Nor did the destruction stop there. Burning trees were torn from their roots and sucked up into the vortex. Within moments, the whirling cloud was a ghastly shade of reddish gray, a mixture of smoke and carnage.

The gold and silver dragons above instinctively shied away from the force in their midst, fearing, despite the success of the day before, that they themselves might be drawn into the surging, killing magic.

But as suddenly as it came, the whirlwind died. A terrible black and crimson storm rained down upon the blasted countryside as the slain dragons-perhaps as many as two hundred-were released from the terrible vortex.

And just as suddenly, Chandrelle was falling. The magic she had fashioned was gone. For the first time in her life a spell had disappeared too fast for her to withdraw carefully. Dimly, she noted that her grasping hands still held the dragon's reins, that the forest below was still passing by in the giddy blur of dragonflight. Her mortal body was safe, but nonetheless, she was falling.

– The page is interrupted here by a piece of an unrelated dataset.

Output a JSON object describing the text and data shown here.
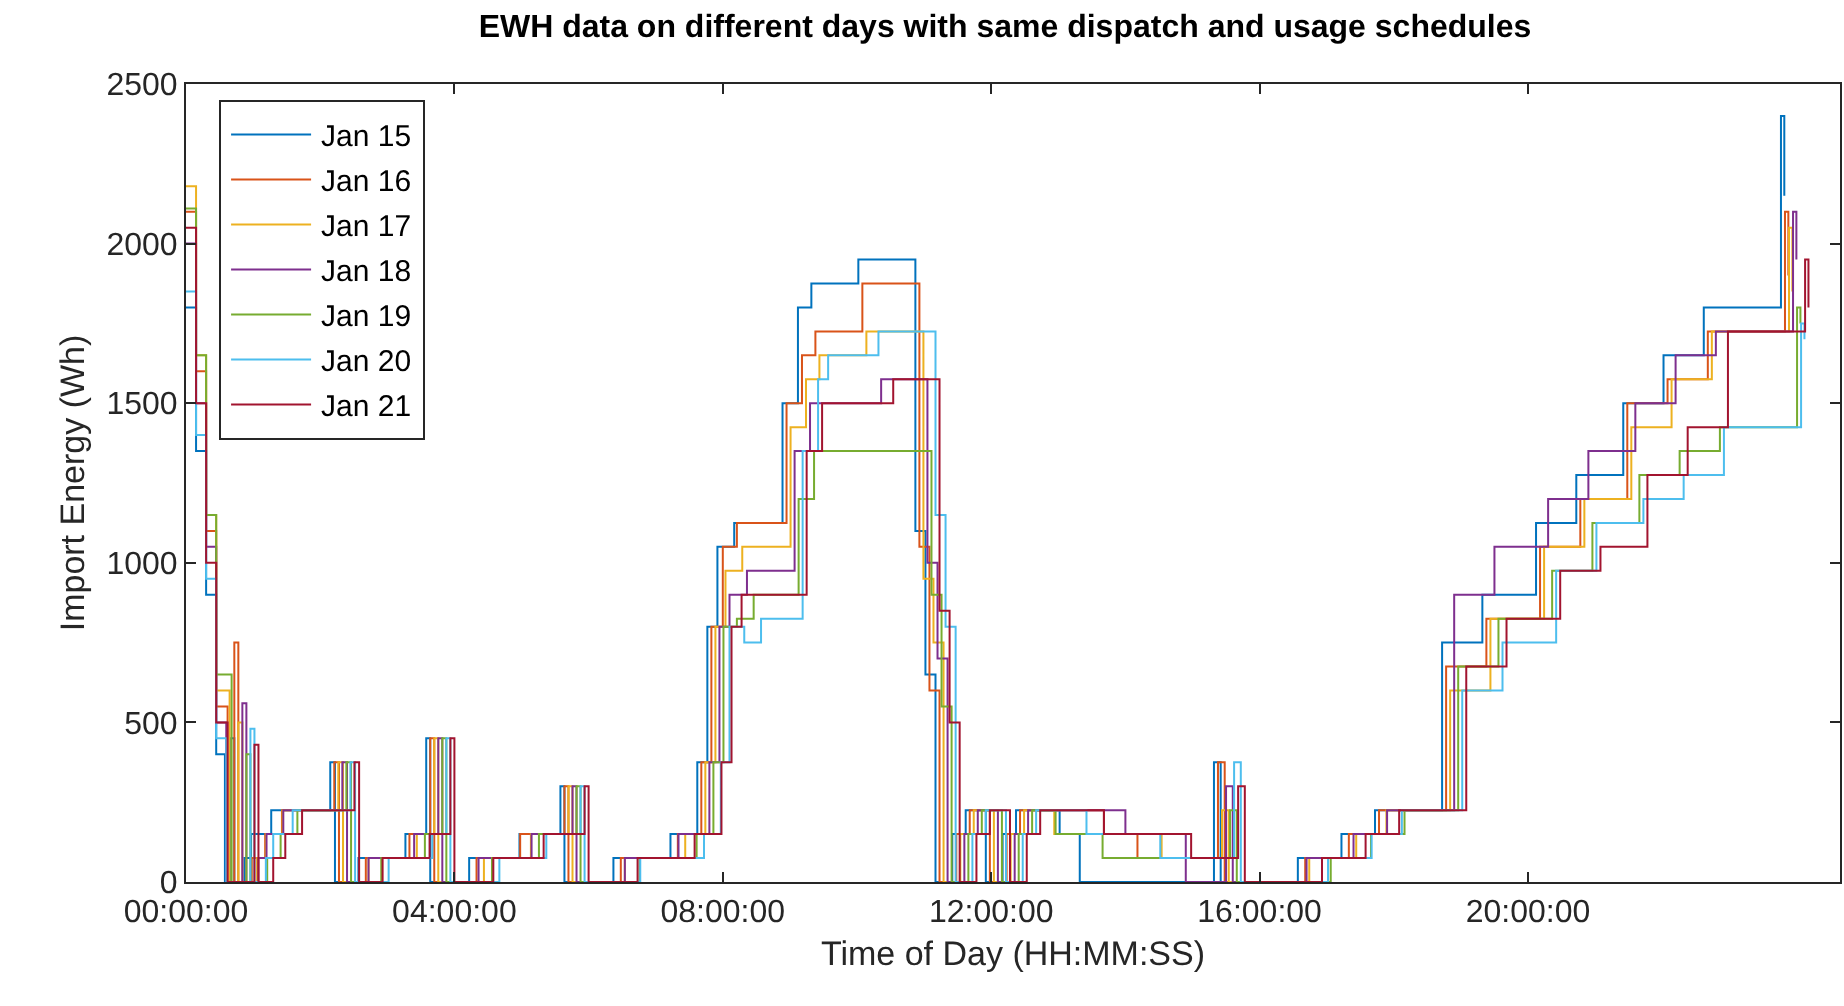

Instinctively, the mage realized what had occurred. The death of so many dragons, so many magical creatures, had severely torn the fabric of the Weave. Her own magical essence, which had been bound inextricably into the casting of this spell, has been ripped free of the mortal world along with the dragons her magic had slain. She was dead. Her body simply had not yet had the chance to grasp this reality.

As if from a distance, Chandrelle saw her form grow translucent and fade away into motes of golden light. Her dragon mount seemed dazed and confused by the sudden break in the magical bond they had shared. The creature veered wildly aside-directly into the path of a venerable silver dragon.

The crash of impact reverberated over the ruined land. The silver's elven rider was thrown off; the mage's limbs floated limply as he spun helplessly, unknowingly, down toward the uprushing ground. The pair of dragons grappled helplessly as they strove to release themselves from the tangle of wings and elven livery.

Too late they broke apart. Just as Chandrelle's dragon managed to spread her wings, the massive, jagged trunk of a pine thrust up through her body like a spear. The impaled dragon struggled briefly, then sagged down, a glint of tarnished gold against the charred landscape. The silver dragon pulled into a glide, but there was nowhere for him to go. Nearby the flames had flared up high and hot, stoked into a frenzy by the swirling winds. The dragon's brief and desperate flight ended in a thick bank of black smoke, and the sucking winds that swept him toward the crackling inferno beyond.

Vhoori Durothil, the High Councilor of Evermeet, listened in silence to the grim tidings brought from Sumbrar's tower.

A flight of dragons was wending its way northward across Faerun, laying waste to the land. Many elven settlements had fallen, either as prey to the dragons or to the ravening orcs and goblins that followed in their wake.